We consider a symmetric tress loss network that supports single-link (unicast) and multi-link (multicast) calls to nearest neighbours and has capacity C on each link. The network operates a control so that the number of multicast calls at a link cannot exceed C_V and the number of unicast calls at a link cannot exceed C_E, where C_E, C_V are less than C. We show that uniqueness of Gibbs measures on the infinite tree is equivalent to the convergence of certain recursions of a related map. For the case C_V = 1 and C_E = C, we precisely characterise the phase transition surface and show that the phase transition is always nonmonotone in the arrival rate of the multicast calls. This model is an example of a system with hard constraints that has weights attached to both the edges and nodes of the network and can be viewed as a generalisation of the hard core model that arises in statistical mechanics and combinatorics. Some of the results obtained also hold for more general models that just the loss network. The proofs rely on a combination of techniques from probability theory and dynamical systems.

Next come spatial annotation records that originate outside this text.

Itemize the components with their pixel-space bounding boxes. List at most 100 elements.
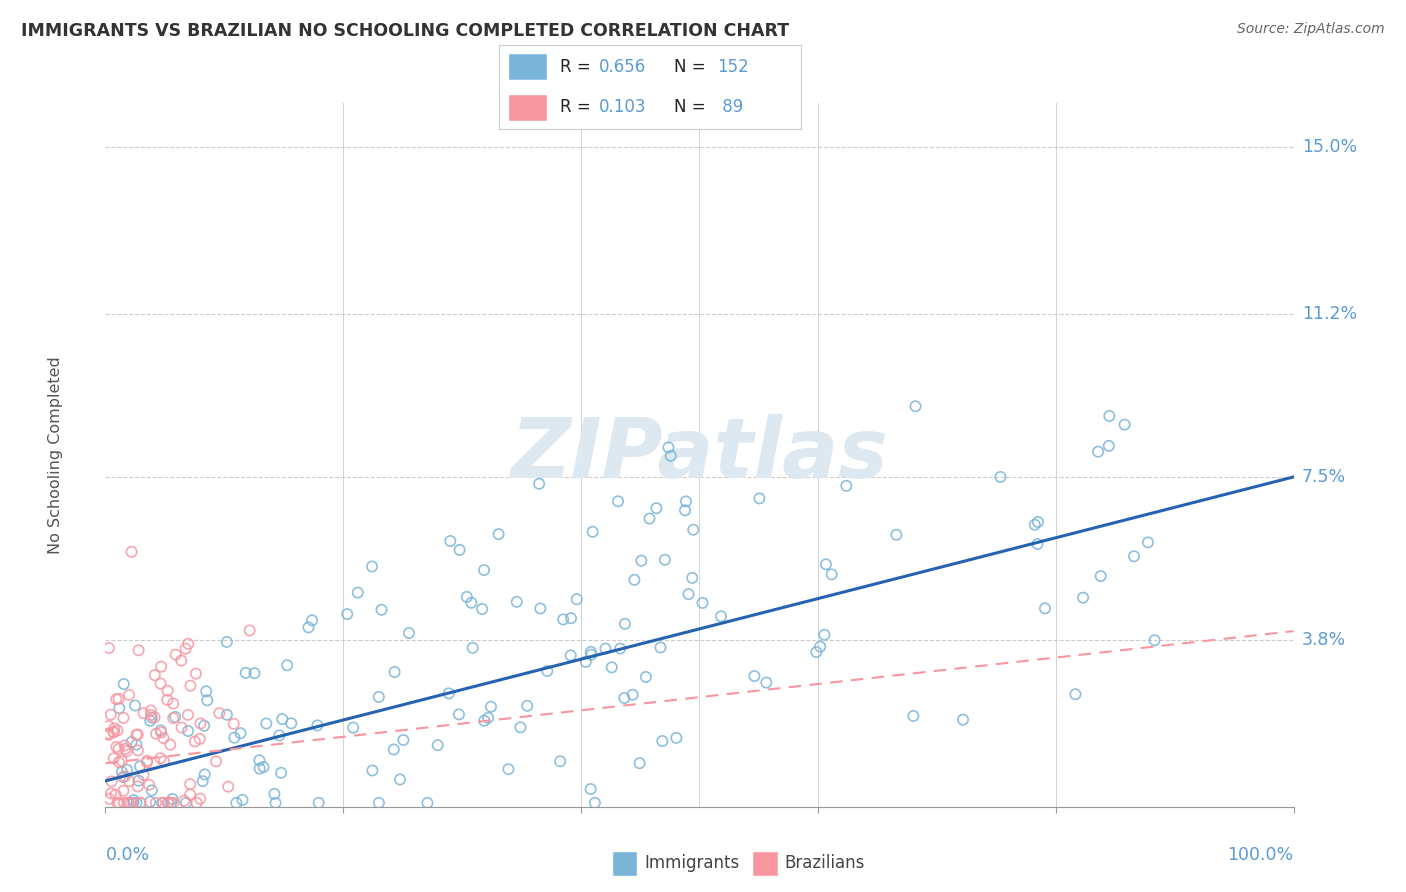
Point [654, 553, 676, 567]
Point [252, 760, 274, 774]
Point [382, 742, 405, 756]
Point [553, 612, 575, 626]
Point [107, 691, 129, 706]
Point [1024, 517, 1046, 532]
Point [125, 796, 148, 810]
Point [271, 712, 294, 726]
Point [1033, 601, 1056, 615]
Point [127, 727, 149, 741]
Point [808, 640, 831, 654]
Point [280, 716, 302, 731]
Point [239, 624, 262, 638]
Point [122, 796, 145, 810]
Point [614, 616, 637, 631]
Point [97, 640, 120, 655]
Point [657, 441, 679, 455]
Text: 0.0%: 0.0% [105, 846, 149, 864]
Point [613, 691, 636, 706]
Text: No Schooling Completed: No Schooling Completed [48, 356, 63, 554]
Point [157, 796, 180, 810]
Point [162, 711, 184, 725]
Point [426, 738, 449, 752]
Point [179, 679, 201, 693]
Point [156, 796, 179, 810]
Point [150, 725, 173, 739]
Point [1026, 515, 1049, 529]
Point [235, 665, 257, 680]
Point [477, 711, 499, 725]
Point [886, 528, 908, 542]
Text: IMMIGRANTS VS BRAZILIAN NO SCHOOLING COMPLETED CORRELATION CHART: IMMIGRANTS VS BRAZILIAN NO SCHOOLING COM… [21, 22, 789, 40]
Point [388, 772, 411, 787]
Point [1098, 409, 1121, 423]
Point [367, 796, 389, 810]
Point [472, 714, 495, 728]
Point [107, 723, 129, 738]
Point [416, 796, 439, 810]
Text: 3.8%: 3.8% [1302, 631, 1346, 648]
Point [581, 648, 603, 662]
Point [579, 645, 602, 659]
Point [215, 635, 238, 649]
Point [1143, 633, 1166, 648]
Point [103, 751, 125, 765]
Point [104, 788, 127, 802]
Point [307, 718, 329, 732]
Point [121, 545, 143, 559]
Point [173, 794, 195, 808]
Point [190, 716, 212, 731]
Text: ZIPatlas: ZIPatlas [510, 415, 889, 495]
Point [904, 399, 927, 413]
Point [297, 620, 319, 634]
Point [488, 527, 510, 541]
Point [437, 686, 460, 700]
Point [177, 637, 200, 651]
Point [581, 524, 603, 539]
Point [129, 759, 152, 773]
Point [111, 764, 134, 779]
Point [645, 501, 668, 516]
Point [145, 727, 167, 741]
Point [813, 628, 835, 642]
Point [132, 706, 155, 721]
Point [1064, 687, 1087, 701]
Point [114, 769, 136, 783]
Point [184, 666, 207, 681]
Point [136, 756, 159, 770]
Point [108, 796, 131, 810]
Point [179, 777, 201, 791]
Point [174, 641, 197, 656]
Point [1087, 444, 1109, 458]
Point [398, 626, 420, 640]
Point [217, 780, 239, 794]
Point [156, 693, 179, 707]
Point [579, 782, 602, 797]
Point [100, 786, 122, 800]
Text: N =: N = [675, 58, 711, 76]
Text: N =: N = [675, 98, 711, 116]
Point [1098, 439, 1121, 453]
Point [681, 571, 703, 585]
Point [174, 796, 197, 810]
Point [139, 708, 162, 723]
Point [97, 728, 120, 742]
Point [229, 726, 252, 740]
Point [188, 791, 211, 805]
Point [149, 751, 172, 765]
Point [103, 725, 125, 739]
Point [191, 774, 214, 789]
Point [162, 792, 184, 806]
Point [516, 698, 538, 713]
Point [1026, 537, 1049, 551]
Point [370, 603, 392, 617]
Point [1071, 591, 1094, 605]
Point [152, 796, 174, 810]
Point [143, 710, 166, 724]
Point [744, 669, 766, 683]
Point [111, 770, 134, 784]
Point [509, 720, 531, 734]
Text: 11.2%: 11.2% [1302, 305, 1357, 323]
Point [821, 567, 844, 582]
Point [160, 796, 183, 810]
Point [308, 796, 330, 810]
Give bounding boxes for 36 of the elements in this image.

The place of investigations in a model of statistical literacy

Perennially in preparation. I am examining Iddo Gal's model of statistical literacy as a base of knowledge and dispositions that would ideally be held by all adults. Within this context, I've examined the place of statistical investigations, and have tried to restructure the model in a way that's more consistent with the an average person's potential uses for statistical concepts. The argument is that statistical literacy, and thus school-level statistics in general, is best structured around the enquiry, because such an approach would best-equip the statistically literate to use their methods of thinking to approach less formal problems in less formal ways that a professional statistician is used to. This work grew out of discussions with Maxine Pfannkuch and Chris Wild at the University of Auckland.